Avant d’ajouter que «la région appuiera toute action pour renforcer ses exportations vers la Chine, notamment à travers ses principaux secteurs exportateurs et ses nouvelles niches de croissances, en l’occurrence le chantier naval, l’agroalimentaire, l’aquaculture et bien d’autres», indique-t-il.
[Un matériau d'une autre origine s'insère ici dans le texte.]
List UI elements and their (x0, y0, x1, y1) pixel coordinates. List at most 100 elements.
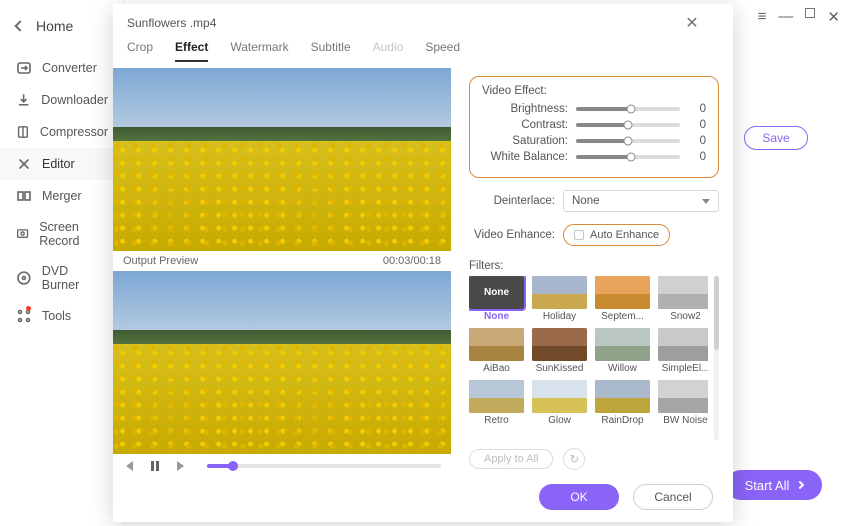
tab-crop[interactable]: Crop (127, 40, 153, 62)
filter-glow[interactable]: Glow (532, 380, 587, 426)
slider-label: Contrast: (482, 119, 568, 131)
sidebar-item-label: Tools (42, 309, 71, 323)
scrollbar-thumb[interactable] (714, 276, 719, 350)
filter-thumb (595, 276, 650, 309)
progress-bar[interactable] (207, 464, 441, 468)
next-button[interactable] (175, 460, 187, 472)
modal-title: Sunflowers .mp4 (127, 16, 216, 30)
filter-thumb (532, 276, 587, 309)
pause-button[interactable] (149, 460, 161, 472)
slider-handle[interactable] (624, 137, 633, 146)
sidebar-item-downloader[interactable]: Downloader (0, 84, 124, 116)
sidebar-item-compressor[interactable]: Compressor (0, 116, 124, 148)
tab-effect[interactable]: Effect (175, 40, 208, 62)
filter-aibao[interactable]: AiBao (469, 328, 524, 374)
filter-raindrop[interactable]: RainDrop (595, 380, 650, 426)
tab-subtitle[interactable]: Subtitle (311, 40, 351, 62)
cancel-button[interactable]: Cancel (633, 484, 713, 510)
back-icon (14, 20, 25, 31)
video-enhance-label: Video Enhance: (469, 229, 555, 241)
filter-name: None (484, 311, 509, 322)
sidebar-item-dvd-burner[interactable]: DVD Burner (0, 256, 124, 300)
deinterlace-label: Deinterlace: (469, 195, 555, 207)
filter-name: Septem... (601, 311, 644, 322)
start-all-button[interactable]: Start All (726, 470, 822, 500)
filter-septem[interactable]: Septem... (595, 276, 650, 322)
filter-none[interactable]: NoneNone (469, 276, 524, 322)
slider-track[interactable] (576, 107, 680, 111)
sidebar-item-label: Compressor (40, 125, 108, 139)
filter-name: SunKissed (536, 363, 584, 374)
slider-label: Brightness: (482, 103, 568, 115)
hamburger-icon[interactable]: ≡ (758, 8, 767, 26)
filter-sunkissed[interactable]: SunKissed (532, 328, 587, 374)
slider-track[interactable] (576, 123, 680, 127)
filter-thumb (469, 380, 524, 413)
slider-handle[interactable] (627, 153, 636, 162)
tab-bar: CropEffectWatermarkSubtitleAudioSpeed (113, 40, 733, 68)
sidebar-item-screen-record[interactable]: Screen Record (0, 212, 124, 256)
preview-info-row: Output Preview 00:03/00:18 (113, 251, 451, 271)
sidebar-item-label: Converter (42, 61, 97, 75)
save-button[interactable]: Save (744, 126, 808, 150)
apply-to-all-button[interactable]: Apply to All (469, 449, 553, 469)
filter-bwnoise[interactable]: BW Noise (658, 380, 708, 426)
output-preview-label: Output Preview (123, 255, 198, 267)
filter-snow2[interactable]: Snow2 (658, 276, 708, 322)
downloader-icon (16, 92, 31, 108)
filter-willow[interactable]: Willow (595, 328, 650, 374)
modal-footer: OK Cancel (113, 476, 733, 522)
converter-icon (16, 60, 32, 76)
minimize-icon[interactable]: — (778, 8, 793, 26)
tab-watermark[interactable]: Watermark (230, 40, 288, 62)
slider-label: Saturation: (482, 135, 568, 147)
nav-list: Converter Downloader Compressor Editor M… (0, 48, 124, 336)
sidebar: Home Converter Downloader Compressor Edi… (0, 0, 125, 526)
filter-retro[interactable]: Retro (469, 380, 524, 426)
slider-track[interactable] (576, 139, 680, 143)
close-icon[interactable]: ✕ (827, 8, 840, 26)
filter-thumb (469, 328, 524, 361)
sidebar-item-editor[interactable]: Editor (0, 148, 124, 180)
sidebar-item-label: Downloader (41, 93, 108, 107)
sidebar-item-label: Merger (42, 189, 82, 203)
auto-enhance-label: Auto Enhance (590, 229, 659, 241)
prev-button[interactable] (123, 460, 135, 472)
maximize-icon[interactable] (805, 8, 815, 18)
preview-time: 00:03/00:18 (383, 255, 441, 267)
filter-name: Snow2 (670, 311, 701, 322)
video-effect-box: Video Effect: Brightness: 0 Contrast: 0 … (469, 76, 719, 178)
filters-label: Filters: (469, 260, 719, 272)
slider-handle[interactable] (627, 105, 636, 114)
filter-scrollbar[interactable] (714, 276, 719, 440)
cancel-label: Cancel (654, 490, 691, 504)
editor-icon (16, 156, 32, 172)
modal-close-button[interactable]: ✕ (681, 12, 703, 34)
slider-handle[interactable] (624, 121, 633, 130)
deinterlace-select[interactable]: None (563, 190, 719, 212)
checkbox-icon (574, 230, 584, 240)
slider-label: White Balance: (482, 151, 568, 163)
slider-value: 0 (688, 103, 706, 115)
slider-row-contrast: Contrast: 0 (482, 119, 706, 131)
deinterlace-value: None (572, 195, 600, 207)
ok-button[interactable]: OK (539, 484, 619, 510)
tab-speed[interactable]: Speed (425, 40, 460, 62)
filter-thumb (595, 380, 650, 413)
ok-label: OK (570, 490, 587, 504)
filter-holiday[interactable]: Holiday (532, 276, 587, 322)
filter-name: Glow (548, 415, 571, 426)
preview-output (113, 271, 451, 454)
home-button[interactable]: Home (0, 8, 124, 48)
progress-handle[interactable] (228, 461, 238, 471)
slider-track[interactable] (576, 155, 680, 159)
filter-simpleel[interactable]: SimpleEl... (658, 328, 708, 374)
sidebar-item-tools[interactable]: Tools (0, 300, 124, 332)
sidebar-item-converter[interactable]: Converter (0, 52, 124, 84)
reset-button[interactable]: ↻ (563, 448, 585, 470)
modal-body: Output Preview 00:03/00:18 Video Effect:… (113, 68, 733, 476)
auto-enhance-button[interactable]: Auto Enhance (563, 224, 670, 246)
sidebar-item-merger[interactable]: Merger (0, 180, 124, 212)
dvd-burner-icon (16, 270, 32, 286)
start-all-label: Start All (745, 478, 790, 493)
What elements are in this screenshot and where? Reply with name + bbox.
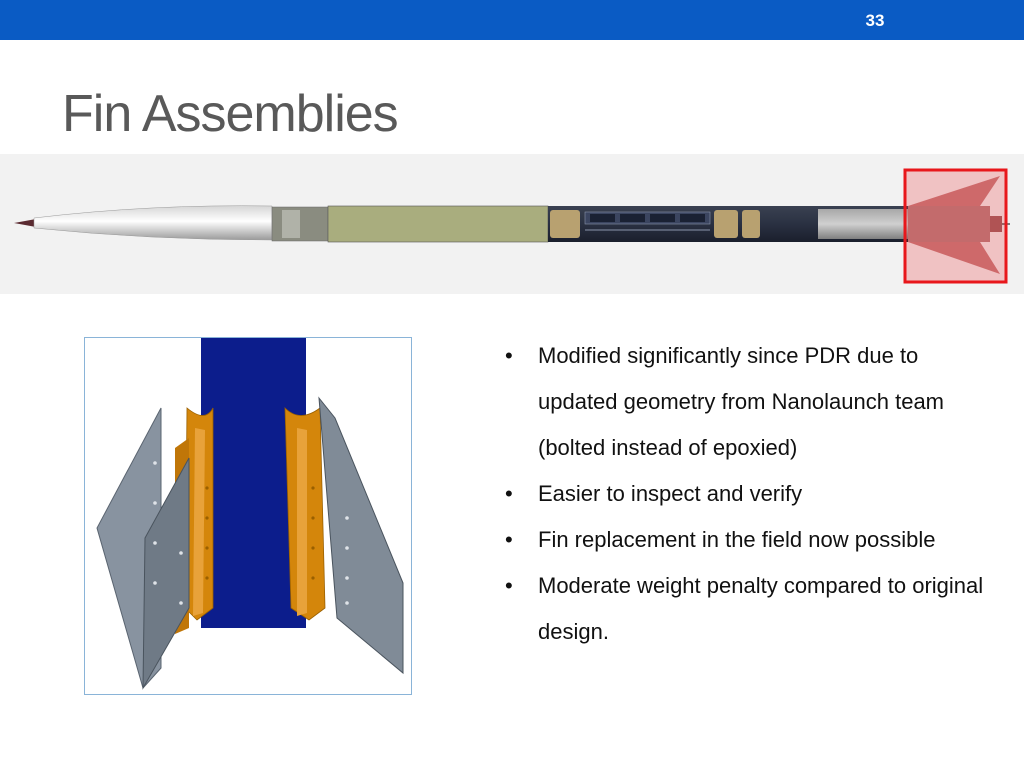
page-number: 33 <box>865 11 885 30</box>
motor-casing <box>818 209 908 239</box>
bullet-list: • Modified significantly since PDR due to… <box>503 333 1003 655</box>
nose-tip <box>14 219 36 227</box>
fin-highlight-box <box>903 168 1008 284</box>
fin-assembly-drawing <box>96 338 404 690</box>
bullet-item: • Easier to inspect and verify <box>505 481 803 506</box>
bullet-item: • Moderate weight penalty compared to ori… <box>505 573 984 644</box>
fin-right <box>318 396 404 675</box>
slide-title: Fin Assemblies <box>62 85 399 143</box>
nose-cone <box>33 205 273 241</box>
payload-bay <box>327 205 549 243</box>
rocket-cutaway-image <box>0 154 1024 294</box>
bullet-item: • Fin replacement in the field now possib… <box>505 527 936 552</box>
header-bar: 33 <box>0 0 1024 40</box>
bullet-item: • Modified significantly since PDR due to… <box>505 343 945 460</box>
rocket-drawing <box>14 168 1010 284</box>
fin-assembly-render <box>84 337 412 695</box>
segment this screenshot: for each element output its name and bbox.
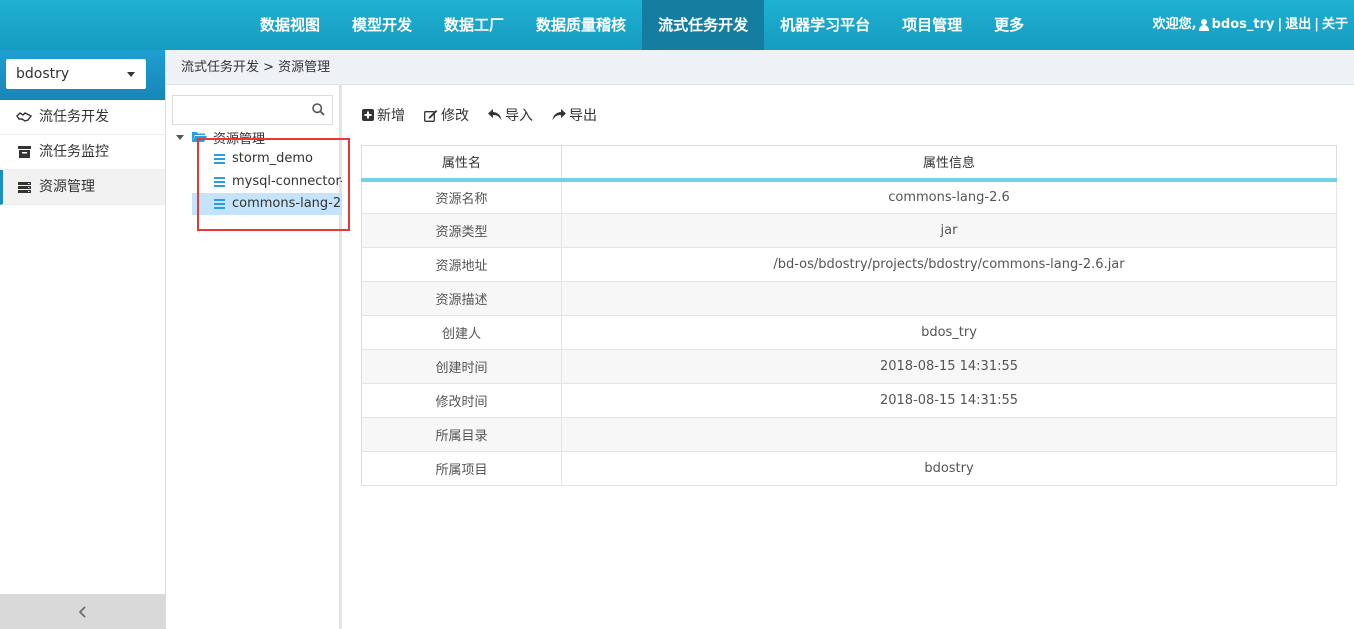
tree-node-commons-lang[interactable]: commons-lang-2.6 [192, 193, 342, 215]
add-button-label: 新增 [377, 108, 405, 124]
separator: | [1277, 17, 1283, 32]
property-name: 资源名称 [361, 179, 562, 214]
list-icon [214, 154, 225, 164]
caret-down-icon [127, 72, 135, 77]
property-name: 修改时间 [361, 383, 562, 418]
property-value: jar [561, 213, 1337, 248]
edit-button-label: 修改 [441, 108, 469, 124]
project-select-value: bdostry [16, 66, 70, 82]
tree-node-mysql-connector[interactable]: mysql-connector-java [192, 171, 342, 193]
nav-item-data-quality[interactable]: 数据质量稽核 [520, 0, 642, 50]
main-nav: 数据视图 模型开发 数据工厂 数据质量稽核 流式任务开发 机器学习平台 项目管理… [244, 0, 1040, 50]
resource-properties-table: 属性名 属性信息 资源名称 commons-lang-2.6 资源类型 jar 资源… [361, 145, 1337, 486]
nav-item-stream-task-dev[interactable]: 流式任务开发 [642, 0, 765, 50]
reply-icon [488, 109, 502, 121]
folder-open-icon [192, 132, 207, 142]
property-value: bdos_try [561, 315, 1337, 350]
property-value [561, 281, 1337, 316]
property-name: 创建时间 [361, 349, 562, 384]
sidebar-item-stream-task-dev[interactable]: 流任务开发 [0, 100, 165, 135]
nav-item-data-factory[interactable]: 数据工厂 [428, 0, 520, 50]
nav-item-more[interactable]: 更多 [978, 0, 1040, 50]
nav-item-ml-platform[interactable]: 机器学习平台 [764, 0, 886, 50]
project-select[interactable]: bdostry [6, 59, 146, 89]
property-value: commons-lang-2.6 [561, 179, 1337, 214]
tree-search-input[interactable] [173, 96, 303, 124]
top-navigation-bar: 数据视图 模型开发 数据工厂 数据质量稽核 流式任务开发 机器学习平台 项目管理… [0, 0, 1354, 50]
table-row: 所属目录 [361, 417, 1337, 452]
breadcrumb: 流式任务开发 > 资源管理 [166, 50, 1354, 85]
property-value [561, 417, 1337, 452]
tree-node-label: commons-lang-2.6 [232, 196, 342, 211]
table-row: 创建时间 2018-08-15 14:31:55 [361, 349, 1337, 384]
share-icon [552, 109, 566, 121]
sidebar-collapse-button[interactable] [0, 594, 165, 629]
table-row: 创建人 bdos_try [361, 315, 1337, 350]
user-area: 欢迎您, bdos_try | 退出 | 关于 [1153, 0, 1348, 50]
sidebar-header: bdostry [0, 50, 165, 100]
plus-square-icon [362, 109, 374, 121]
property-name: 资源描述 [361, 281, 562, 316]
edit-button[interactable]: 修改 [424, 105, 469, 125]
property-value: 2018-08-15 14:31:55 [561, 383, 1337, 418]
resource-tree-panel: 资源管理 storm_demo mysql-connector-java com… [166, 85, 342, 629]
table-header-row: 属性名 属性信息 [361, 145, 1337, 182]
sidebar-item-label: 流任务监控 [39, 143, 109, 160]
about-link[interactable]: 关于 [1322, 0, 1348, 50]
edit-icon [424, 109, 438, 122]
header-property-info: 属性信息 [561, 145, 1337, 182]
property-name: 所属项目 [361, 451, 562, 486]
tree-node-label: mysql-connector-java [232, 174, 342, 189]
tree-root-node[interactable]: 资源管理 [176, 129, 266, 147]
nav-item-project-mgmt[interactable]: 项目管理 [886, 0, 978, 50]
list-icon [214, 177, 225, 187]
sidebar: bdostry 流任务开发 流任务监控 资源管理 [0, 50, 166, 629]
resource-toolbar: 新增 修改 导入 导出 [362, 104, 616, 126]
sidebar-item-label: 资源管理 [39, 178, 95, 195]
property-name: 资源类型 [361, 213, 562, 248]
chevron-left-icon [78, 605, 86, 618]
tree-node-storm-demo[interactable]: storm_demo [192, 148, 342, 170]
table-row: 资源名称 commons-lang-2.6 [361, 179, 1337, 214]
sidebar-item-label: 流任务开发 [39, 108, 109, 125]
import-button[interactable]: 导入 [488, 105, 533, 125]
archive-icon [16, 145, 32, 159]
tree-search-box [172, 95, 333, 125]
sidebar-item-resource-mgmt[interactable]: 资源管理 [0, 170, 165, 205]
export-button-label: 导出 [569, 108, 597, 124]
table-row: 修改时间 2018-08-15 14:31:55 [361, 383, 1337, 418]
add-button[interactable]: 新增 [362, 105, 405, 125]
tree-root-label: 资源管理 [213, 131, 266, 147]
welcome-text: 欢迎您, [1152, 17, 1197, 32]
property-value: /bd-os/bdostry/projects/bdostry/commons-… [561, 247, 1337, 282]
table-row: 资源描述 [361, 281, 1337, 316]
search-icon[interactable] [312, 103, 325, 116]
sidebar-item-stream-task-monitor[interactable]: 流任务监控 [0, 135, 165, 170]
property-name: 所属目录 [361, 417, 562, 452]
export-button[interactable]: 导出 [552, 105, 597, 125]
table-row: 所属项目 bdostry [361, 451, 1337, 486]
list-icon [214, 199, 225, 209]
separator: | [1314, 17, 1319, 32]
caret-down-icon[interactable] [176, 134, 184, 140]
nav-item-model-dev[interactable]: 模型开发 [336, 0, 428, 50]
server-icon [16, 180, 32, 194]
table-row: 资源类型 jar [361, 213, 1337, 248]
handshake-icon [16, 110, 32, 124]
property-value: 2018-08-15 14:31:55 [561, 349, 1337, 384]
tree-node-label: storm_demo [232, 151, 313, 166]
logout-link[interactable]: 退出 [1285, 0, 1311, 50]
property-value: bdostry [561, 451, 1337, 486]
user-icon [1198, 19, 1209, 31]
header-property-name: 属性名 [361, 145, 562, 182]
table-row: 资源地址/bd-os/bdostry/projects/bdostry/comm… [361, 247, 1337, 282]
username[interactable]: bdos_try [1212, 0, 1275, 50]
property-name: 创建人 [361, 315, 562, 350]
property-name: 资源地址 [361, 247, 562, 282]
nav-item-data-view[interactable]: 数据视图 [244, 0, 336, 50]
import-button-label: 导入 [505, 108, 533, 124]
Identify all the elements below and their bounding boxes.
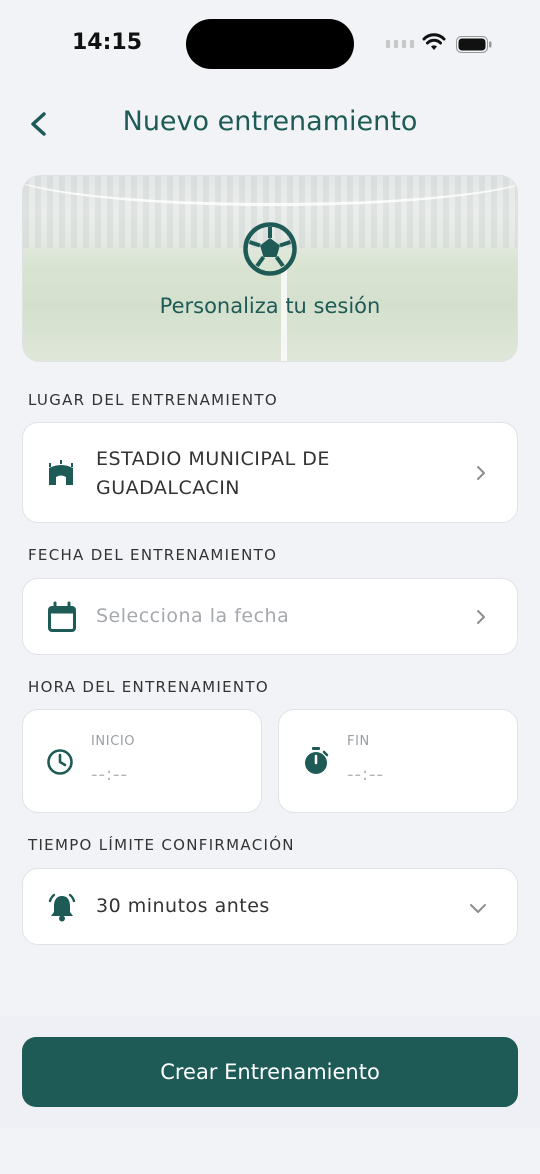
dynamic-island	[186, 19, 354, 69]
soccer-ball-icon	[243, 222, 297, 276]
confirmation-section-label: TIEMPO LÍMITE CONFIRMACIÓN	[28, 836, 295, 854]
location-value: ESTADIO MUNICIPAL DE GUADALCACIN	[96, 448, 330, 499]
confirmation-value: 30 minutos antes	[96, 895, 270, 917]
hero-title: Personaliza tu sesión	[159, 294, 381, 318]
session-hero-banner: Personaliza tu sesión	[22, 175, 518, 362]
clock-icon	[47, 749, 73, 775]
date-selector[interactable]: Selecciona la fecha	[22, 578, 518, 655]
start-time-label: INICIO	[91, 734, 136, 749]
date-section-label: FECHA DEL ENTRENAMIENTO	[28, 546, 278, 564]
header: Nuevo entrenamiento	[0, 96, 540, 152]
wifi-icon	[422, 33, 446, 50]
stadium-icon	[49, 460, 73, 485]
page-title: Nuevo entrenamiento	[122, 106, 418, 137]
location-section-label: LUGAR DEL ENTRENAMIENTO	[28, 391, 278, 409]
date-placeholder: Selecciona la fecha	[96, 605, 290, 627]
end-time-picker[interactable]: FIN --:--	[278, 709, 518, 813]
end-time-value: --:--	[347, 764, 385, 785]
status-bar: 14:15	[0, 0, 540, 90]
alarm-bell-icon	[48, 893, 76, 922]
create-training-button[interactable]: Crear Entrenamiento	[22, 1037, 518, 1107]
stopwatch-icon	[305, 747, 329, 774]
end-time-label: FIN	[347, 734, 370, 749]
chevron-down-icon	[470, 904, 486, 913]
calendar-icon	[48, 601, 76, 632]
cellular-signal-icon	[386, 40, 414, 48]
start-time-value: --:--	[91, 764, 129, 785]
start-time-picker[interactable]: INICIO --:--	[22, 709, 262, 813]
confirmation-time-dropdown[interactable]: 30 minutos antes	[22, 868, 518, 945]
chevron-right-icon	[477, 466, 485, 480]
battery-icon	[456, 36, 492, 53]
chevron-right-icon	[477, 610, 485, 624]
time-section-label: HORA DEL ENTRENAMIENTO	[28, 678, 269, 696]
location-selector[interactable]: ESTADIO MUNICIPAL DE GUADALCACIN	[22, 422, 518, 523]
status-time: 14:15	[72, 30, 143, 55]
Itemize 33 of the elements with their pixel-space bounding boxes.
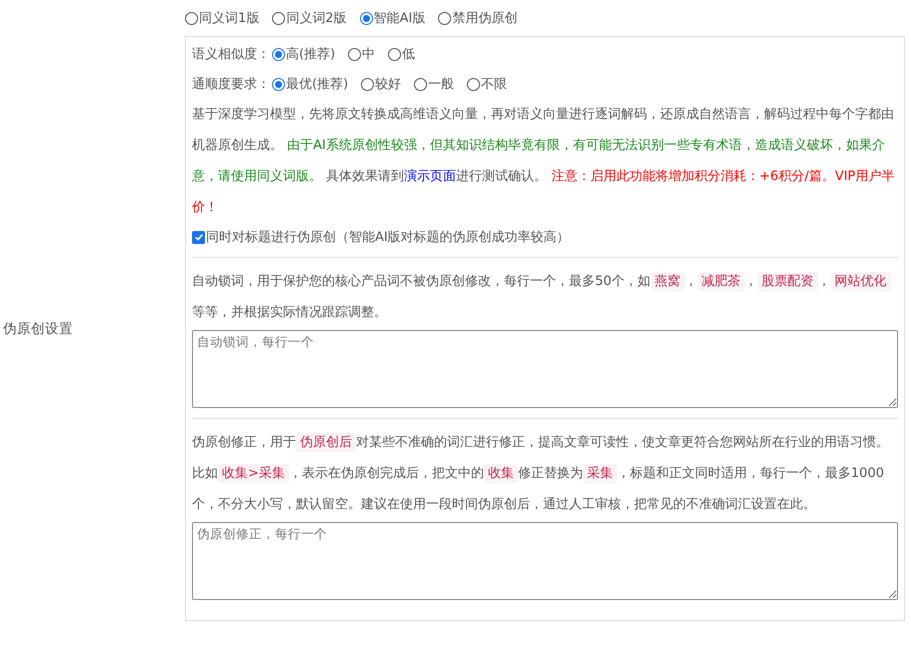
option-label: 一般 xyxy=(428,76,454,93)
radio-button[interactable] xyxy=(361,78,374,90)
description-text: 基于深度学习模型，先将原文转换成高维语义向量，再对语义向量进行逐词解码，还原成自然语言，解码过程中每个字都由机器原创生成。 由于AI系统原创性较强，但其知识结构毕竟有限，有可能无法识别一些专有术语，造成语义破坏，如果介意，请使用同义词版。 具体效果请到演示页面进行测试确认。 注意：启用此功能将增加积分消耗：+6积分/篇。VIP用户半价！ xyxy=(192,106,896,217)
section-label: 伪原创设置 xyxy=(2,320,73,338)
lock-words-field[interactable]: 自动锁词，每行一个 xyxy=(192,330,898,408)
checkbox[interactable] xyxy=(192,230,205,244)
radio-button[interactable] xyxy=(272,48,285,60)
option-label: 智能AI版 xyxy=(374,10,426,27)
option-label: 高(推荐) xyxy=(286,46,336,63)
description-text: 伪原创修正，用于 伪原创后 对某些不准确的词汇进行修正，提高文章可读性，使文章更符合您网站所在行业的用语习惯。比如 收集>采集 ，表示在伪原创完成后，把文中的 收集 修正替换为 采集 ，标题和正文同时适用，每行一个，最多1000个，不分大小写，默认留空。建议在使用一段时间伪原创后，通过人工审核，把常见的不准确词汇设置在此。 xyxy=(192,432,890,514)
radio-button[interactable] xyxy=(185,12,198,24)
radio-button[interactable] xyxy=(272,78,285,90)
field-label: 语义相似度： xyxy=(192,46,270,63)
radio-button[interactable] xyxy=(388,48,402,60)
radio-button[interactable] xyxy=(360,12,373,24)
radio-button[interactable] xyxy=(438,12,452,24)
radio-button[interactable] xyxy=(348,48,362,60)
demo-page-link[interactable]: 演示页面 xyxy=(404,169,456,184)
field-label: 通顺度要求： xyxy=(192,76,270,93)
option-label: 不限 xyxy=(481,76,508,93)
option-label: 同义词2版 xyxy=(286,10,347,27)
option-label: 低 xyxy=(402,46,416,63)
checkbox-label: 同时对标题进行伪原创（智能AI版对标题的伪原创成功率较高） xyxy=(206,229,570,246)
description-text: 自动锁词，用于保护您的核心产品词不被伪原创修改，每行一个，最多50个，如 燕窝 ， 减肥茶 ， 股票配资 ， 网站优化 等等，并根据实际情况跟踪调整。 xyxy=(192,266,898,328)
option-label: 最优(推荐) xyxy=(286,76,348,93)
corrections-field[interactable]: 伪原创修正，每行一个 xyxy=(192,522,898,600)
option-label: 同义词1版 xyxy=(199,10,260,27)
option-label: 禁用伪原创 xyxy=(452,10,518,27)
option-label: 较好 xyxy=(375,76,402,93)
radio-button[interactable] xyxy=(414,78,428,90)
radio-button[interactable] xyxy=(272,12,286,24)
radio-button[interactable] xyxy=(467,78,480,90)
option-label: 中 xyxy=(362,46,376,63)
De ce fait, la région ambitionne aussi de tirer profit de la croissance soutenue du tourisme chinois au Maroc depuis la levée du visa. «Grâce à l’exemption de visa pour les ressortissants chinois, ces derniers sont passés de 10.000 touristes en 2015 à plus de 100.000 en 2017. Et notre objectif est d’atteindre, à l’horizon 2020, prés de 500.000 touristes chinois avec une ambition de relier le Maroc et la Chine par une ligne directe», a déclaré Mohamed Sajid, ministre du Tourisme du transport aérien de l’artisanat et l’économie sociale et solidaire. Du côté de Jamila El Moussali, secrétaire d’État chargée de l’Artisanat et de l’économie sociale, «les échanges culturels entre la Chine et le Maroc se développent avec vigueur, puisque le nombre des Marocains qui veulent apprendre la langue chinoise est en nette augmentation dans les instituts Confucius de Rabat et Casablanca alors que des universités marocaines ont également lancé l’apprentissage de la langue chinoise», explique-t-elle. «Il va sans dire que le nombre de participants chinois au Forum d’amitié maroco-chinois a plus que triplé en comparaison avec la première édition de cette manifestation, tenue, il y a deux années, à Rabat», a annoncé Lin Yi, vice-présidente de l’Association du peuple chinois pour l’amitié avec l’étranger.

Ce qui est de bon augure pour la consolidation des relations économiques, puisque le secteur privé, sur lequel table les deux parties, a été marqué par le déplacement de 97 opérateurs économiques représentant plusieurs secteurs économiques. Parallèlement, le forum a accueilli 10 villes et 7 provinces en plus de deux régions autonomes qui vont ouvrir un dialogue avec leurs homologues marocains pour la promotion des échanges durant cette 2e édition. Par ailleurs, cette seconde édition, qui coïncide avec la commémoration du 60e anniversaire de l’établissement des relations diplomatiques entre le Maroc et la Chine a été initiée par le Conseil régional Souss-Massa, en partenariat avec l’Association d’amitié et d’échange maroco-chinoise et l’Association du peuple chinois pour l’amitié avec l’étranger.